Where will the Obamas settle after D.C.? Insiders say NYC has edge over Chicago

For the Clintons, it was New York. For the Bushes, it was Texas.

As President Barack Obama approaches the last quarter of his presidency, speculation has begun about where the Obamas will live after their eight-year stint in the White House is over.

Most observers expect the presidential library will be built in Chicago, where Obama worked as a community organizer, taught law, and served as a U.S. senator. But according to Politico, some insiders believe the Obamas themselves will settle in New York City. The reason? It's so big, even the Obamas — in theory — would have at least a modicum of privacy.

Via its report:

The president, who graduated from Columbia University, loves the city and the anonymity it can provide. It may be wishful thinking, but he and his wife crave a return to a life in which they can stroll into a CVS or down the street without fanfare.
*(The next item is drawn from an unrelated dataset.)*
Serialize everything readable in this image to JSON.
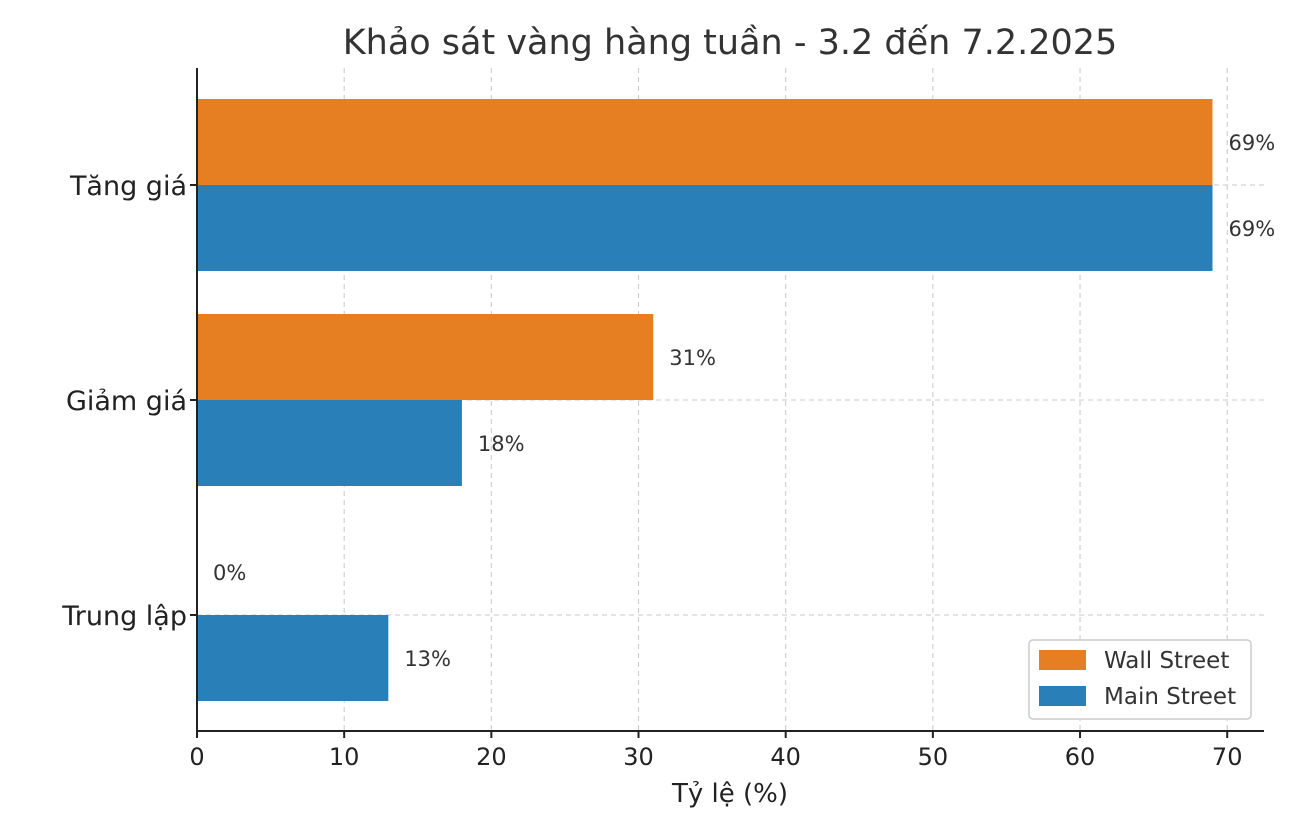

“What he cherishes and misses is the serendipity — you don’t know who you’re going to bump into or what they’re going to say,” Obama senior adviser and close friend Valerie Jarrett told Politico. “He hungers for that.”

And the president himself has hinted that he'd love to return to the Big Apple.

“I just desperately want to take a walk through Central Park again, and just remember what that feels like,” Obama said at a Manhattan fundraiser in 2012, Politico reports.

Obama, who will be 55 when he leaves office in 2016, has talked openly about starting a foundation similar to the one President Bill Clinton launched after leaving office. In February, the president launched "My Brother's Keeper," a $200 million commitment to bolster the lives of young men and boys of color, a cause that will be a major focus of Obama — and the first lady — even after he leaves office.

"It’s something that's deeply personal to the president and first lady,” Jarrett told Yahoo News at the time. “I’m sure their commitment to this initiative will be a lifelong commitment. This is not something they simply want to do while he’s in office — it will continue.”

And Obama "has written extensively of the time he spent living in New York [in] the early 1980s," Vanity Fair points out, "mentioning at least three separate neighborhoods: Harlem (E. 94th Street), the Upper West Side (109th Street), and Park Slope, in Brooklyn (Second Street)."

Meanwhile, Michelle Obama, who grew up in Chicago, loves New York, attending fashion events and Broadway plays whenever she can.

Ex-NBA star Alonzo Mourning — who has counseled the president on nonprofits and runs the Mourning Family Foundation — told Politico that Obama has spoken about Hawaii (where he was born and where the first family frequently vacations) as a possibility. But, Mourning added, "the one thing that stood out more than anything else was New York." Mourning said.

But Barack and Michelle Obama may not be the ones who get to choose. In November, the president said his youngest daughter, 12-year-old Sasha, could ultimately decide where the Obamas wind up.

"We've got to make sure that she's doing well ... until she goes off to college," Obama told ABC News. "Sasha will have a big say in where we are."

Both Sasha and Malia Obama, 15, attend Sidwell Friends School in Washington.

"Obviously they — and Michelle — have made a lot of sacrifices on behalf of my cockamamie ideas, the running for office and things," Obama joked.

Home, until 2017, is the living quarters on the second floor of the White House.

"Everyone has to have their safe haven, a place of peace and calm," Michelle Obama said in 2013. "And, you know, that's home for us."